Six different personalities with different view on the world and self within this world expressed as uniquely as their personalities afford.
Tanya Migdal: works in enamel on precious metals, delicate filigree and precision of her work evokes old Russian tradition of the end of 18tht-19th centuries when elaborate pieces like hers were the novelty only to become a true Russian style forever.
Edina Seleskovic: her work is a visual display and an emotional exploration through figurative representation. It incorporates sculpture and painting as fragments of memory, pieces of narrative. Female forms are not only her canvas or an extension of self, but also a sacred landscape ravaged and universally understood. Sculpted figures simplify the external of everyday life that hides the struggles of nostalgic monodrama. Yet those are not easily hidden. They emerge as distant snapshots of painted images, constant reminders of a vibrant eternal landscape.

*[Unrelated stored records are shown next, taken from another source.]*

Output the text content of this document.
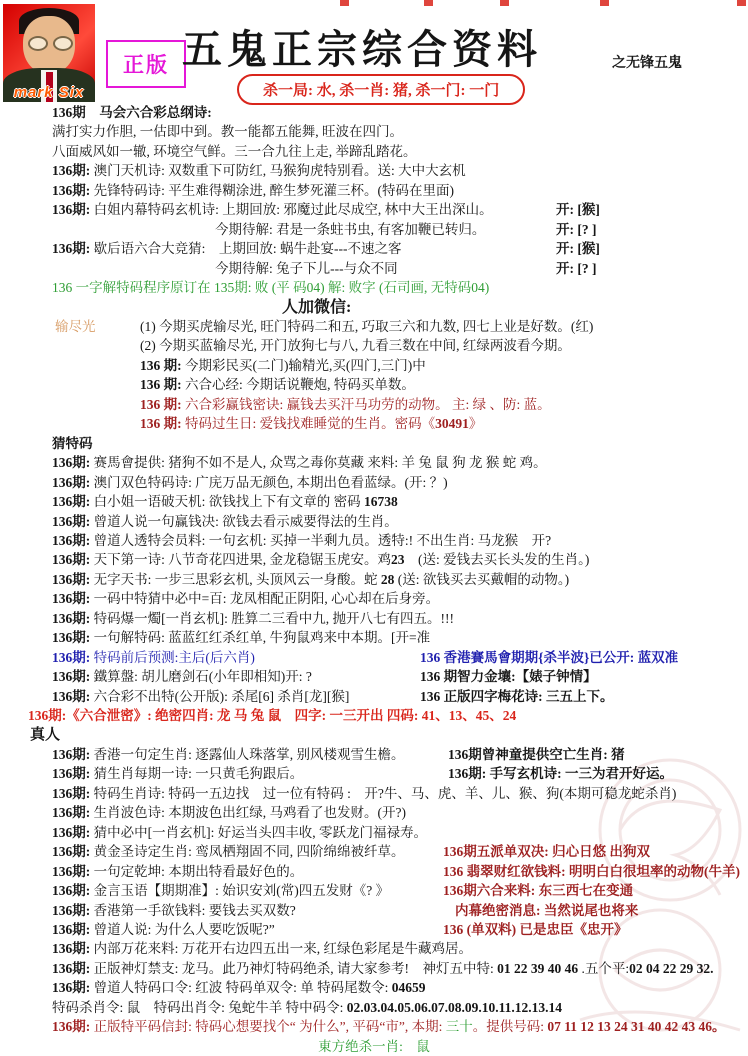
mark Six
正版 五鬼正宗综合资料	之无锋五鬼
杀一局: 水, 杀一肖: 猪, 杀一门: 一门
136期　马会六合彩总纲诗:
满打实力作胆, 一估即中到。教一能都五能舞, 旺波在四门。
八面威风如一辙, 环境空气鲜。三一合九往上走, 举蹄乱踏花。
136期: 澳门天机诗: 双数重下可防红, 马猴狗虎特别看。送: 大中大玄机
136期: 先锋特码诗: 平生难得糊涂进, 醉生梦死灌三杯。(特码在里面)
136期: 白姐内幕特码玄机诗: 上期回放: 邪魔过此尽成空, 林中大王出深山。	开: [猴]
今期待解: 君是一条蛀书虫, 有客加鞭已转归。	开: [? ]
136期: 歇后语六合大竞猜:　上期回放: 蜗牛赴宴---不速之客	开: [猴]
今期待解: 兔子下儿---与众不同	开: [? ]
136 一字解特码程序原订在 135期: 败 (平 码04) 解: 败字 (石司画, 无特码04)
人加微信:
输尽光	(1) 今期买虎输尽光, 旺门特码二和五, 巧取三六和九数, 四七上业是好数。(红)
(2) 今期买蓝输尽光, 开门放狗七与八, 九看三数在中间, 红绿两波看今期。
136 期: 今期彩民买(二门)输精光,买(四门,三门)中
136 期: 六合心经: 今期话说鞭炮, 特码买单数。
136 期: 六合彩赢钱密诀: 赢钱去买汗马功劳的动物。 主: 绿 、防: 蓝。
136 期: 特码过生日: 爱钱找难睡觉的生肖。密码《30491》
猜特码
136期: 赛馬會提供: 猪狗不如不是人, 众骂之毒你莫藏 来料: 羊 兔 鼠 狗 龙 猴 蛇 鸡。
136期: 澳门双色特码诗: 广庑万品无颜色, 本期出色看蓝绿。(开: ？)
136期: 白小姐一语破天机: 欲钱找上下有文章的 密码 16738
136期: 曾道人说一句赢钱决: 欲钱去看示威要得法的生肖。
136期: 曾道人透特会员料: 一句玄机: 买掉一半剩九员。透特:! 不出生肖: 马龙猴　开?
136期: 天下第一诗: 八节奇花四进果, 金龙稳锯玉虎安。鸡23　(送: 爱钱去买长头发的生肖。)
136期: 无字天书: 一步三思彩玄机, 头顶风云一身酸。蛇 28 (送: 欲钱买去买戴帽的动物。)
136期: 一码中特猜中必中=百: 龙凤相配正阴阳, 心心却在后身旁。
136期: 特码爆一燭[一肖玄机]: 胜算二三看中九, 抛开八七有四五。!!!
136期: 一句解特码: 蓝蓝红红杀红单, 牛狗鼠鸡来中本期。[开=准
136期: 特码前后预测:主后(后六肖)	136 香港賽馬會期期{杀半波}已公开: 蓝双准
136期: 鐵算盤: 胡儿磨剑石(小年即相知)开: ?	136 期智力金壤:【婊子钟情】
136期: 六合彩不出特(公开版): 杀尾[6] 杀肖[龙][猴]	136 正版四字梅花诗: 三五上下。
136期:《六合泄密》: 绝密四肖: 龙 马 兔 鼠　四字: 一三开出 四码: 41、13、45、24
真人
136期: 香港一句定生肖: 逐露仙人珠落掌, 别风楼观雪生檐。	136期曾神童提供空亡生肖: 猪
136期: 猜生肖每期一诗: 一只黄毛狗跟后。	136期: 手写玄机诗: 一三为君开好运。
136期: 特码生肖诗: 特码一五边找　过一位有特码 :　开?牛、马、虎、羊、儿、猴、狗(本期可稳龙蛇杀肖)
136期: 生肖波色诗: 本期波色出红绿, 马鸡看了也发财。(开?)
136期: 猜中必中[一肖玄机]: 好运当头四丰收, 零跃龙门福禄寿。
136期: 黄金圣诗定生肖: 鸾凤栖翔固不同, 四阶绵绵被纤草。	136期五派单双决: 归心日悠 出狗双
136期: 一句定乾坤: 本期出特看最好色的。	136 翡翠财红欲钱料: 明明白白很坦率的动物(牛羊)
136期: 金言玉语【期期准】: 始识安刘(常)四五发财《? 》	136期六合来料: 东三西七在变通
136期: 香港第一手欲钱料: 要钱去买双数?	内幕绝密消息: 当然说尾也将来
136期: 曾道人说: 为什么人要吃饭呢?”	136 (单双料) 已是忠臣《忠开》
136期: 内部万花来料: 万花开右边四五出一来, 红绿色彩尾是牛藏鸡居。
136期: 正版神灯禁支: 龙马。此乃神灯特码绝杀, 请大家参考!　神灯五中特: 01 22 39 40 46 .五个平:02 04 22 29 32.
136期: 曾道人特码口令: 红波 特码单双令: 单 特码尾数令: 04659
特码杀肖令: 鼠　特码出肖令: 兔蛇牛羊 特中码令: 02.03.04.05.06.07.08.09.10.11.12.13.14
136期: 正版特平码信封: 特码心想要找个“ 为什么”, 平码“市”, 本期: 三十。提供号码: 07 11 12 13 24 31 40 42 43 46。
東方绝杀一肖:　鼠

Natalie A. Kram: her paintings burst with color and style that would be instantly recognizable at a glance as her own. It could be categorized as expressive abstraction where one can interpret her images in his own way and concoct one's own "story". It has some resemblance of Miro but perhaps more "populated" on canvas.
Udita Leberg-Shapiro: The concept of one's affirmation of life through the continuous process of observation is essential for her work as an artist. An image of the individual and the world that surrounds him is her primary inspiration.
The communication between the world of the imaginary and the world of the real forms a dialogue that serves as a driving force of motivation in her art work.
Tatiana Golovnya with her artistic rendering of Russian Folk Costume, a jamboree of colors where her "dancing girls" as she calls them parade dresses richly embellished with Russian detail that could become an inspiration for contemporary designers to derive their ideas from.
Natasha Zyablova: her drawings first were exhibited in the Grant Gallery in 1999, when she was 16 and in spite of the fact that she was offered to stay in New York to continue her artistic education she preferred to come back to Moscow and had chosen the career in 3D- animation. The drawings displayed in the show were created when she was 12-16 years old.
The exhibition will last only four day with the opening reception on June 16th from 6pm to 8pm. At the closing night the musical event will take place.